The strangest thoughts come to me when I’m in the middle of an asthma-slash-panic attack. I wrapped my arms around my knees and stared at the mud caked on my shoes while chanting: “Dance. Dance. Dance.” This “dance” was a word of advice in a self-help book my therapist recommended that I recently finished, “The Courage to be Disliked.” The author writes:
“Do not look at the past, and do not look at the future. One lives each complete moment like a dance. There is no need to compete with anyone, and one has no use for destinations. As long as you are dancing, you will get somewhere.”
In this one-word chant, I was thinking of the sort of “live in the moment” advice the author prescribes. I was admonishing myself for continuing to force the run when it clearly wasn’t a “running” day for my lungs. I should have just slowed down, walked, and shortened my route. I have this tendency to compete with myself, to want to “finish” the full route I set out to complete, and do so in the amount of time that my irritating ego might find respectable. I still believe I can use stubbornness to fight my body’s louder pleas, even though I’m wiser than that now. I tell myself I’m wiser. But I still hang on to past expectations and future goals, and fail to “dance in earnest the moments of the here and now.”
As I sat and chanted, my breathing calmed. I lifted my eyes from my muddy shoes to the golden banner flowers blooming along the trail. Bear Canyon is walled in by rust-colored cliffs. Tiny Bear Creek was practically roaring as spring runoff echoed through the gorge. Wisps of fog hung from the steep canyon walls. It was a small, perfect moment that I had all but smothered with desperation and angst. Why do I fight myself all of the time? Why is it so hard just to be right here, right now?
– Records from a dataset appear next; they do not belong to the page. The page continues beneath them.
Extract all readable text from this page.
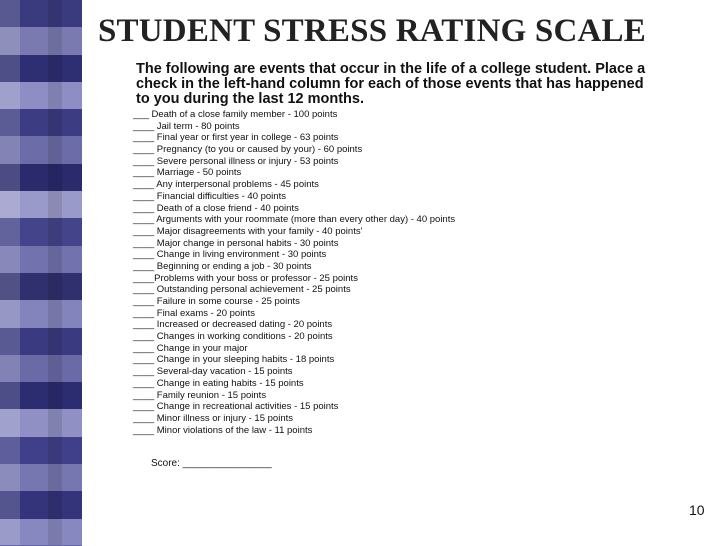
STUDENT STRESS RATING SCALE

The following are events that occur in the life of a college student. Place a check in the left-hand column for each of those events that has happened to you during the last 12 months.

___ Death of a close family member - 100 points
____ Jail term - 80 points
____ Final year or first year in college - 63 points
____ Pregnancy (to you or caused by your) - 60 points
____ Severe personal illness or injury - 53 points
____ Marriage - 50 points
____ Any interpersonal problems - 45 points
____ Financial difficulties - 40 points
____ Death of a close friend - 40 points
____ Arguments with your roommate (more than every other day) - 40 points
____ Major disagreements with your family - 40 points'
____ Major change in personal habits - 30 points
____ Change in living environment - 30 points
____ Beginning or ending a job - 30 points
____Problems with your boss or professor - 25 points
____ Outstanding personal achievement - 25 points
____ Failure in some course - 25 points
____ Final exams - 20 points
____ Increased or decreased dating - 20 points
____ Changes in working conditions - 20 points
____ Change in your major
____ Change in your sleeping habits - 18 points
____ Several-day vacation - 15 points
____ Change in eating habits - 15 points
____ Family reunion - 15 points
____ Change in recreational activities - 15 points
____ Minor illness or injury - 15 points
____ Minor violations of the law - 11 points
Score: ________________
10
This seems like a lesson I should take to heart — to “dance” through the uncertainties that summer brings. It shouldn't be so hard, should it?
Hi Jill, I feel for you. I have exercise-induced asthma, more like bronchospasms, but it's triggered more from overuse (i.e. past 12 hours in an ultra) than the environment, except the cotton ball-like cottonwood pollen has affected in past years. I wrote a post about breathing you might find helpful and/or interesting https://sarahrunning.substack.com/p/at-least-i-could-breathe
If you make your way down to the southwest corner of CO near Telluride, I hope we can connect in person! Please feel free to reach out if you're in this area.
I've had a few times when I had trouble breathing, such as getting my breath knocked out of me. I can't imagine having to deal with that on a regular basis. All my aches and pains are minor by comparison. I hope you can find the mental space to dance and dance.